I think it’s an amazing strength in a candidacy to take and address hostile questions. We don’t see Team Bush II/Cheney even letting these type of questions into the same room.

Posted by: smacfarl | January 29, 2008, 12:09 pm 12:09 pm

I think it is very ironic that the same media that over looked the transgessions by the Clintons in the past, have chosen to finally focus on this very untruthful and scheming family.

Posted by: JRH | January 29, 2008, 12:21 pm 12:21 pm

Here’s the thing OBama is not even “black,” his mother was caucasian and his father was African. He has chosen to declare himself as African American because of his color alone.I am not naive; I understand that society labels us all by the color of our skin.

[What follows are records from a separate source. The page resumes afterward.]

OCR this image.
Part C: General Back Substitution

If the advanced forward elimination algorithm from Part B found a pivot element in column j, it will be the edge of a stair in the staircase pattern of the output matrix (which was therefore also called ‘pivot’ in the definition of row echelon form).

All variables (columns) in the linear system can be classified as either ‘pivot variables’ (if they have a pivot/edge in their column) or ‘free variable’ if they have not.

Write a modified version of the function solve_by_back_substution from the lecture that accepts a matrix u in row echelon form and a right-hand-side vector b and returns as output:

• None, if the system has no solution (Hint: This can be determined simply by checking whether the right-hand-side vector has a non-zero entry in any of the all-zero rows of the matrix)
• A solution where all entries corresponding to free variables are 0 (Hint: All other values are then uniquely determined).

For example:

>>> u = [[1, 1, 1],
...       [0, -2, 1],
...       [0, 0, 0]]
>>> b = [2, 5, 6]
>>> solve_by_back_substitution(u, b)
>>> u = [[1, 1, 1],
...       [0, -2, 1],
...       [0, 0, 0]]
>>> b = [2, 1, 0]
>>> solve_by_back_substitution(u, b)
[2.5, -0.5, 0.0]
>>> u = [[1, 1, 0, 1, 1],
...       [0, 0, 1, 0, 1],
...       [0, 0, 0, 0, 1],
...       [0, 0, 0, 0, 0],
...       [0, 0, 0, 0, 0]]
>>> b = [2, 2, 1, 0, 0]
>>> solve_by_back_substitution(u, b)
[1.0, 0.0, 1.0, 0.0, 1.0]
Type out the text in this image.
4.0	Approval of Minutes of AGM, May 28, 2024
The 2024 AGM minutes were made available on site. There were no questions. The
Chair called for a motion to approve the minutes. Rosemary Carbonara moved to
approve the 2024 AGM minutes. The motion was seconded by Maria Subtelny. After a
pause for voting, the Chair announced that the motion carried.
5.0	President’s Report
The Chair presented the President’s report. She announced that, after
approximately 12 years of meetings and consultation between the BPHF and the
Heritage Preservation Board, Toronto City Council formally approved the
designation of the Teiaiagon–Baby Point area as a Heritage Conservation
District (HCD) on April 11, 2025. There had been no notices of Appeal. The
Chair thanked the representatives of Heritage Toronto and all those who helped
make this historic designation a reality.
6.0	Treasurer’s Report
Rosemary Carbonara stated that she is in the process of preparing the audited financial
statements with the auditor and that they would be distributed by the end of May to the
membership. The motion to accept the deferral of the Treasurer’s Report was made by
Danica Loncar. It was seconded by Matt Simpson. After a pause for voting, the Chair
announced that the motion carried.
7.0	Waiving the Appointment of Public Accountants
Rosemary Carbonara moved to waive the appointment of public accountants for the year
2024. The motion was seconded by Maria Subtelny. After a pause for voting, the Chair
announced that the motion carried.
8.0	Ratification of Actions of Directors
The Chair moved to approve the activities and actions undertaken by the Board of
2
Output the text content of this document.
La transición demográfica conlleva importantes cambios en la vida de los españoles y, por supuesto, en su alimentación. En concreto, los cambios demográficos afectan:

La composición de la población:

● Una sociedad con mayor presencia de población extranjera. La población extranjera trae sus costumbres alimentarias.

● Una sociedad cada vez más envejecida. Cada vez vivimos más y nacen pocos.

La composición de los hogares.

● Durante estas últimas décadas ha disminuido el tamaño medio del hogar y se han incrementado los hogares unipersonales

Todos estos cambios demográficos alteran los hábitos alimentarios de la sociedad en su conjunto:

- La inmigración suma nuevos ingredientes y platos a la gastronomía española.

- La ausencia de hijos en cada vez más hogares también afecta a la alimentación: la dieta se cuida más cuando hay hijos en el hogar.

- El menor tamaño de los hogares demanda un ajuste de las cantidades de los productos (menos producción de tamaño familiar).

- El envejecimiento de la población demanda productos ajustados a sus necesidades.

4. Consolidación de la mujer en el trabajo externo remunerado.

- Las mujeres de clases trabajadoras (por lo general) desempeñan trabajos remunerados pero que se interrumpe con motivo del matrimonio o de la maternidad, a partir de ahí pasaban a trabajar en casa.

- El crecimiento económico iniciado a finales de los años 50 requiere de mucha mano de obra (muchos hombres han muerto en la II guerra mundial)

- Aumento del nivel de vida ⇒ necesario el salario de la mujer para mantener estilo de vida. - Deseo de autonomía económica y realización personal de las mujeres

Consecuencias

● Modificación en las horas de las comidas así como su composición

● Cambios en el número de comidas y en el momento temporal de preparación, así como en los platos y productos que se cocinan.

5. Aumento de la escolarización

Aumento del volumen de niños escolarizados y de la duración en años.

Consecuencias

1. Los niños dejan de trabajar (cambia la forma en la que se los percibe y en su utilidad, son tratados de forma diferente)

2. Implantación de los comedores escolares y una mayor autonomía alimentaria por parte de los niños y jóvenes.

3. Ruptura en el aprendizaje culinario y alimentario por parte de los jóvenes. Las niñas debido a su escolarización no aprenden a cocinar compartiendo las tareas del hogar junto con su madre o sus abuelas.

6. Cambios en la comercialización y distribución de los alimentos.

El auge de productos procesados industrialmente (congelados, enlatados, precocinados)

OBama has the opportunity to be inclusive; to unite whites and blacks around one man who can represent both racially and ethnically. Also, it seems to me that stating the obvious (since OBama declares himself African American)is all that has been done here by the Clintons. He is the black candidate and Hillary is the woman candidate. Those factors don’t take anything away from there candidacies, rather bring something new and exciting to the debate. The media has carried on like “the race card” has been slapped upside OBama’s head and there could have been no greater insult hurled at him. I think the MEDIA is playing dirty poker. Sexism by the media has been far more insulting than racism by the Clintons!!